Среди этих трудов Г.Н. Чагин выделил работы Л.С. Грибовой, этнографические наблюдения которой сыграли важную роль в изучении ПЗС, но и они не исчерпали всей глубины материала. Вывод Л.С.Грибовой в работе «Пермский звериный стиль: проблемы семантики» (М., 1975) о том, что на изображениях блях читаются «записи родовых преданий» и прежде всего – преданий о чуди, глубок, но недостаточен, по мнению Г.Н. Чагина, для осмысления области космогонического содержания изображений. Б.А. Рыбаков в своих работах, по словам Г.Н. Чагина, отмечал только частные сюжеты и в целом не оценивал искусства металлического литья как часть сокровища мирового уровня. Таким образом, подытоживает Г.Н. Чагин в названной статье, даже сейчас взгляды древних художников, рисовавших сюжеты блях и выразивших свое отношение к окружающему миру, до конца не воссозданы. Причины недостаточного использования, по его мнению, заключались в отсутствии этногенетических преданий коренных народов Урала (Чагин Г.Н. Птицы и звери, боги и духи в бронзовом искусстве Рифея // Вестник Пермского университета. История. Выпуск 1(15). 2011. С. 127-133).

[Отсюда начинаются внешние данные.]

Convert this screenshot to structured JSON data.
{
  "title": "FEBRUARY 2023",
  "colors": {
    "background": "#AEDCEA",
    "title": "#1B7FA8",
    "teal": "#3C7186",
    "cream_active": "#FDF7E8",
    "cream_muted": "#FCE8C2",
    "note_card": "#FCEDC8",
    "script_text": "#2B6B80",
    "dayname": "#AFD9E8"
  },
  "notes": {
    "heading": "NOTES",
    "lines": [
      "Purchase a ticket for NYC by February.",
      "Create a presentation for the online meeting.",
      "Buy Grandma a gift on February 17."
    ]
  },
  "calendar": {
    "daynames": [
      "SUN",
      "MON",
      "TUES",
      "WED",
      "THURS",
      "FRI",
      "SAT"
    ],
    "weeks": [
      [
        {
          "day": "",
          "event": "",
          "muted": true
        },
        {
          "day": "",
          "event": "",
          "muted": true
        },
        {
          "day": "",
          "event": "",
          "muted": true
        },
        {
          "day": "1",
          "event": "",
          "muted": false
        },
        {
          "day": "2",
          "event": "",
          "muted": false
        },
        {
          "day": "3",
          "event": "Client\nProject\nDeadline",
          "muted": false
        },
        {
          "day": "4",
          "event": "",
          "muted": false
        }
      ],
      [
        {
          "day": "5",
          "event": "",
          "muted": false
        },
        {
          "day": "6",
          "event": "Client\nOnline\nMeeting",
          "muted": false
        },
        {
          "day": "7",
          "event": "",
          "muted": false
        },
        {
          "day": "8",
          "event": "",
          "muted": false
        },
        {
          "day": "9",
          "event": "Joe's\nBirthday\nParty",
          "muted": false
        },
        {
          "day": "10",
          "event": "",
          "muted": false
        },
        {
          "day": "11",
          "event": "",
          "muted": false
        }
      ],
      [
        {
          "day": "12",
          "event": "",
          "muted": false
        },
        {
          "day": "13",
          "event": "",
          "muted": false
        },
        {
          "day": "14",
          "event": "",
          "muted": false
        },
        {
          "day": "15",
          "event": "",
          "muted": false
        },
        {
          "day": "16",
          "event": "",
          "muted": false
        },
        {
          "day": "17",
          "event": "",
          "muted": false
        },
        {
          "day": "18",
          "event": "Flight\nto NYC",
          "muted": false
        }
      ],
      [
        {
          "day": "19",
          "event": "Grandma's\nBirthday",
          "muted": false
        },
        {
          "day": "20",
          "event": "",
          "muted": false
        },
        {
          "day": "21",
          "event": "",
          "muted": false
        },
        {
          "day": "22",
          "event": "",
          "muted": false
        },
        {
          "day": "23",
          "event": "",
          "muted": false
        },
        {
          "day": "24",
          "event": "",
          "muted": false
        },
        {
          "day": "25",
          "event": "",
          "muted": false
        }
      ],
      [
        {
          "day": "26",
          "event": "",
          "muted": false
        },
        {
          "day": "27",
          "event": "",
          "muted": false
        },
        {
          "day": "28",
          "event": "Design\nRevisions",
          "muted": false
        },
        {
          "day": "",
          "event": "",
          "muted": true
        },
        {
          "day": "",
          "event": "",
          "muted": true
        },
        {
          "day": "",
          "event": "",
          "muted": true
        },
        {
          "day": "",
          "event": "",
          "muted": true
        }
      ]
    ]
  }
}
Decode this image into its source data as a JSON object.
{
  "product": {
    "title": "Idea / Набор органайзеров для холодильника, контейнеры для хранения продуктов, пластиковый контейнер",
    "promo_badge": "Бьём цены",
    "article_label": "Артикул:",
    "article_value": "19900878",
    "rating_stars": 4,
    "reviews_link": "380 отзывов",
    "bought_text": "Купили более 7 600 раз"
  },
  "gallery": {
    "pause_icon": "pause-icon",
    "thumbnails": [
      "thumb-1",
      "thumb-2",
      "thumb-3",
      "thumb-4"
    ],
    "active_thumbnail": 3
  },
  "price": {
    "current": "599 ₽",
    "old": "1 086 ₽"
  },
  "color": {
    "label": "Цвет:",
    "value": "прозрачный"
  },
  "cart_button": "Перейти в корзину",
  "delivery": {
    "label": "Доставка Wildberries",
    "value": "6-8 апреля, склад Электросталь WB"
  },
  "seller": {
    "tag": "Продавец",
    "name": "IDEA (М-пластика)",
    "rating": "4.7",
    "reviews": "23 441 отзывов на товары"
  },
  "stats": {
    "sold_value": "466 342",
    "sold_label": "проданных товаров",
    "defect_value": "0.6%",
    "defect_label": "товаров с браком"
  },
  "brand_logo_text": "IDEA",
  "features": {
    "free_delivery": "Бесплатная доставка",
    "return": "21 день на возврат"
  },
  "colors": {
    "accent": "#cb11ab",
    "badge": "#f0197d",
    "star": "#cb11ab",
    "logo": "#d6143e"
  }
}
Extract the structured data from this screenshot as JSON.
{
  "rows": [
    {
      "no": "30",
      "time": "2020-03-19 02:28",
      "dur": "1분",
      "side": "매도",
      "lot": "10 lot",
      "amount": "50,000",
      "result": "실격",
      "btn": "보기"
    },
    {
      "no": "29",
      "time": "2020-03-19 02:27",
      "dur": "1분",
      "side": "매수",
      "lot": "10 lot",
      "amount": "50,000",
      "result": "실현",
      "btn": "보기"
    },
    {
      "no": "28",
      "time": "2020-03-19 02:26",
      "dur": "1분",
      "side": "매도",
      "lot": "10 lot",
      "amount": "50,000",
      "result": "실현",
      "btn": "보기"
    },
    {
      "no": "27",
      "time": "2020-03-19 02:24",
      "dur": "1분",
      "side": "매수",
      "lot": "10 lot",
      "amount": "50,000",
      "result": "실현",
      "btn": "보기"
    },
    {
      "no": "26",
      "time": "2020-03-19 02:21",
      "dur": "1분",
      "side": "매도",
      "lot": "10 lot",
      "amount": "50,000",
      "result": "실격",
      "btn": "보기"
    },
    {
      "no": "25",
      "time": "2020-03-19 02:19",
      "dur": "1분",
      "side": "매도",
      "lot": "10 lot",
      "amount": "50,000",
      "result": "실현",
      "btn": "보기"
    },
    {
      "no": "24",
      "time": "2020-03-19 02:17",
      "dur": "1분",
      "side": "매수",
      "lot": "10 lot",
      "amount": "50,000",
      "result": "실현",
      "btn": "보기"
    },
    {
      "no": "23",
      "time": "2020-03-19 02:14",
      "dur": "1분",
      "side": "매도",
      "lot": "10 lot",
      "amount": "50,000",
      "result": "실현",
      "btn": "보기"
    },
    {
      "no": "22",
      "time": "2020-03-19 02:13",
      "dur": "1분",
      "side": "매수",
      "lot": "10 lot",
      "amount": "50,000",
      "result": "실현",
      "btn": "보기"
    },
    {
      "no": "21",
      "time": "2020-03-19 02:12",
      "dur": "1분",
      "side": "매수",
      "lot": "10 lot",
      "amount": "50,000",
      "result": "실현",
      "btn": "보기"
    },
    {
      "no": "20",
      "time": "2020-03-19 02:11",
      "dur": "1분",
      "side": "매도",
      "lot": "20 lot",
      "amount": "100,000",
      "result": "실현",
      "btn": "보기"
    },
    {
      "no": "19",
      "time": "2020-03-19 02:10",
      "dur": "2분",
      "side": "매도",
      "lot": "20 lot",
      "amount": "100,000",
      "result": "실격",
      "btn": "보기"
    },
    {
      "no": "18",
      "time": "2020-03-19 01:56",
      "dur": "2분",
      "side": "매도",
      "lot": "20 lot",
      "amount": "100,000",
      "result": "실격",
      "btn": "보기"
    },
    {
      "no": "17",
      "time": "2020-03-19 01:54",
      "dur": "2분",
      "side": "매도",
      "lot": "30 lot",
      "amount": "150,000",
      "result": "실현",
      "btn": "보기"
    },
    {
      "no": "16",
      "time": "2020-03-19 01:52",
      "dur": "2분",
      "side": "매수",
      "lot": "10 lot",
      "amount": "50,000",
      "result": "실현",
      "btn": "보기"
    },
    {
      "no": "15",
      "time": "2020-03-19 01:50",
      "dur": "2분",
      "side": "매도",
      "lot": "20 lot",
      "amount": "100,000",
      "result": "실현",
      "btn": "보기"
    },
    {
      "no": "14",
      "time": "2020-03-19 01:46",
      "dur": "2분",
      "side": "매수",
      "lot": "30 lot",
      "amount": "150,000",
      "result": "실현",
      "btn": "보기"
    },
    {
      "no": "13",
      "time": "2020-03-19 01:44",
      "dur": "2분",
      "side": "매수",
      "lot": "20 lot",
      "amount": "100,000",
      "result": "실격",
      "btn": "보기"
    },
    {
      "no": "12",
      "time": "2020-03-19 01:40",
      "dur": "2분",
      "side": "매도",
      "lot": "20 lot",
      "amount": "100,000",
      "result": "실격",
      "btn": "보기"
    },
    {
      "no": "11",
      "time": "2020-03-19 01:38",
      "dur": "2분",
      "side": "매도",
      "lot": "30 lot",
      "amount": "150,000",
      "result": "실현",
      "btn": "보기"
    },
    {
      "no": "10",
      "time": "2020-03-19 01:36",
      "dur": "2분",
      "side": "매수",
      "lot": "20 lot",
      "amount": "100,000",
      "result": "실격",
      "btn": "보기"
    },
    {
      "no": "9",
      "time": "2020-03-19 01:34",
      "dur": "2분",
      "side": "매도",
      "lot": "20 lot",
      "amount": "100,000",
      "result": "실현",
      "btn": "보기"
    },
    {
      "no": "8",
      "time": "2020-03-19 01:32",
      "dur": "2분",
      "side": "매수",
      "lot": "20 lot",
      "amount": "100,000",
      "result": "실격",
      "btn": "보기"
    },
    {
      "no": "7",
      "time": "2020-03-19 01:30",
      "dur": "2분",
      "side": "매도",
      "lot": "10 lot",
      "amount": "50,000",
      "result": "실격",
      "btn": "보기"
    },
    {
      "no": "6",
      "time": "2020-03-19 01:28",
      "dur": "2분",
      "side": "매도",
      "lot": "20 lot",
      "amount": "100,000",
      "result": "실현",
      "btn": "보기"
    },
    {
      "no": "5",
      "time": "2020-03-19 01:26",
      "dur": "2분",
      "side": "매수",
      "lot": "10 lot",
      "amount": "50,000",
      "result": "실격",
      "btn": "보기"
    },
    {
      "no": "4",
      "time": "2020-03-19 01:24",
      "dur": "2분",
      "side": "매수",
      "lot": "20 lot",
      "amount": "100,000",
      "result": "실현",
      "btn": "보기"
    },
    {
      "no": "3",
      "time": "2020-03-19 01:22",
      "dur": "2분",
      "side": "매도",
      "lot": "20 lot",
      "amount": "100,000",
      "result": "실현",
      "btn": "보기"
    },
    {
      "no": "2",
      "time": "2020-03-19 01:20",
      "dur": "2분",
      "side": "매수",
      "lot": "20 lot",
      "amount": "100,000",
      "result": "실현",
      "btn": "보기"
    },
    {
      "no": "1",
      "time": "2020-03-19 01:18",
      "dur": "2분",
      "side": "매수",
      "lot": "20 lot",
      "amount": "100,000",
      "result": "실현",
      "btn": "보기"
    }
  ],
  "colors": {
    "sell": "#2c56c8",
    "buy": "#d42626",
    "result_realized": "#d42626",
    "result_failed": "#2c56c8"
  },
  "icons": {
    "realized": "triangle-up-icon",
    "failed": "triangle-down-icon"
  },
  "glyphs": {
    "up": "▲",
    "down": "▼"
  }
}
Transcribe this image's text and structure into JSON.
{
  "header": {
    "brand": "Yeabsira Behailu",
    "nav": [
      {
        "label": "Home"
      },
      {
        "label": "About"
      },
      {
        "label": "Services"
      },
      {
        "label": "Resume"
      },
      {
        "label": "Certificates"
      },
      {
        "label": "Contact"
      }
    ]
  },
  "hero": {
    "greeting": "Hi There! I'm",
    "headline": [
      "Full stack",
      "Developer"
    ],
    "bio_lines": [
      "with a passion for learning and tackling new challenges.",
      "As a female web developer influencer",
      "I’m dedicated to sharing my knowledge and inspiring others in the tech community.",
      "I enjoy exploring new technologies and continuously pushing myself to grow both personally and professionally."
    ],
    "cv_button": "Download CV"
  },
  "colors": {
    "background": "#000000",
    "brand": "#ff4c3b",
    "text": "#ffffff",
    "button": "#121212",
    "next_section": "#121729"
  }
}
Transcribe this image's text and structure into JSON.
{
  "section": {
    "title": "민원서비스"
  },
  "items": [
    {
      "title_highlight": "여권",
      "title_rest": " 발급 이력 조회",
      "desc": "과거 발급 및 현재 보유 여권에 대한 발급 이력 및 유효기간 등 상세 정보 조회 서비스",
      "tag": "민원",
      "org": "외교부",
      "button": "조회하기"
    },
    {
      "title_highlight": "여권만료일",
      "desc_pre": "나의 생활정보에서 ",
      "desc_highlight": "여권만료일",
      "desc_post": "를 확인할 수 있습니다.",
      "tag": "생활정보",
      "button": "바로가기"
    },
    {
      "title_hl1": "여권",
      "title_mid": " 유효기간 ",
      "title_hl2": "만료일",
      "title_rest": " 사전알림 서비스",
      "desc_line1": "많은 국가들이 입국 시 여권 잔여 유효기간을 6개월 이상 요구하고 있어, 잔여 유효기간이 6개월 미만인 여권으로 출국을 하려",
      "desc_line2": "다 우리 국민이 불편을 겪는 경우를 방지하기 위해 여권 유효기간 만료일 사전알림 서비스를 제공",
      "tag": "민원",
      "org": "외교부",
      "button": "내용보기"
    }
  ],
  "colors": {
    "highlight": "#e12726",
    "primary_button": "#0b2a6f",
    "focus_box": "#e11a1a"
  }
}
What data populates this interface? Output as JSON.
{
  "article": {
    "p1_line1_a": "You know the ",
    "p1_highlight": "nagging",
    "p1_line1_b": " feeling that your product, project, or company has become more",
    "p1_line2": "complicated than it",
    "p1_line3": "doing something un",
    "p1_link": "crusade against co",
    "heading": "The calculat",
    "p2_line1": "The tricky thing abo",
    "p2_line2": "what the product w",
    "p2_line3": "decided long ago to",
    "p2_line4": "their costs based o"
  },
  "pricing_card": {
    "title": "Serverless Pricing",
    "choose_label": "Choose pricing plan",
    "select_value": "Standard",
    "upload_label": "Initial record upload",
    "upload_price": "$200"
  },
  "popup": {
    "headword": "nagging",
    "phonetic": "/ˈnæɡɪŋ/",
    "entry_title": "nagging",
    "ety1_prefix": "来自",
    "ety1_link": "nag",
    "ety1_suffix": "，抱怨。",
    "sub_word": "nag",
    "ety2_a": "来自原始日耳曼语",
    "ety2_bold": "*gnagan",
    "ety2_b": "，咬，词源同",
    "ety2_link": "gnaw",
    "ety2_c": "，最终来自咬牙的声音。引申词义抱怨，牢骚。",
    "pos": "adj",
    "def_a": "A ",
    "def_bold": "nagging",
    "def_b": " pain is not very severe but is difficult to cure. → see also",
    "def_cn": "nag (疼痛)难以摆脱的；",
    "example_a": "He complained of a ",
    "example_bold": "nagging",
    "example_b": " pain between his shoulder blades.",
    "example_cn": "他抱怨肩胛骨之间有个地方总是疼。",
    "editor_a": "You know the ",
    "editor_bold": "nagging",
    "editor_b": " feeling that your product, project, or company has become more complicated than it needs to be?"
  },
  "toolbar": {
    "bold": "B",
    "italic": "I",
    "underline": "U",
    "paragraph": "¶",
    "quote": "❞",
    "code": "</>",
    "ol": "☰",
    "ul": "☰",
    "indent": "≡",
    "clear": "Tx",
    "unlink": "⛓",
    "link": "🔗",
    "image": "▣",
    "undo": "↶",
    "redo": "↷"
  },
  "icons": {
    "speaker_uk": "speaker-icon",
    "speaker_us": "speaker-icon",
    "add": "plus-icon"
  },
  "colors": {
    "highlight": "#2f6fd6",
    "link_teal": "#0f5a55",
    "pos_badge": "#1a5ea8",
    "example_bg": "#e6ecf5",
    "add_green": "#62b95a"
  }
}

Важное замечание, которое лишний раз свидетельствует об умозрительности концепции, согласно которой единственными создателями ПЗС были предки финно-угорских народов Урала и Прикамья. Ведь совершенно недостоверно, чтобы представители «финно-пермского массива», из которого уже в середине II тыс. до н.э. выделилась прапермская общность – создатель ананьевской и послеананьевской культуры, – не оставили этногенетических преданий, проливавших свет на мировоззрение, отразившееся в сюжетах ПЗС. И нужные предания были обнаружены Чарнолуским только у саамов Кольского полуострова. Это были, например, найденные в саамском фольклоре сюжеты о человеке-олене или Мяндаш-парне, которые по оценке Чарнолуского, соответствовали сюжетам, изображенным на пермских бляхах с «человеком-лосем». Мнение Чарнолуского разделили многие ученые, среди них Б.А. Рыбаков, а из современных ученых – Г.Н. Чагин. Объяснили данное явление тем, что предки саамов происходили из северных районов Урала и Западной Сибири, значит, подобные мифы должны были бы иметься и там, но потом исчезли. Ничего другого, естественно, и не могли предположить.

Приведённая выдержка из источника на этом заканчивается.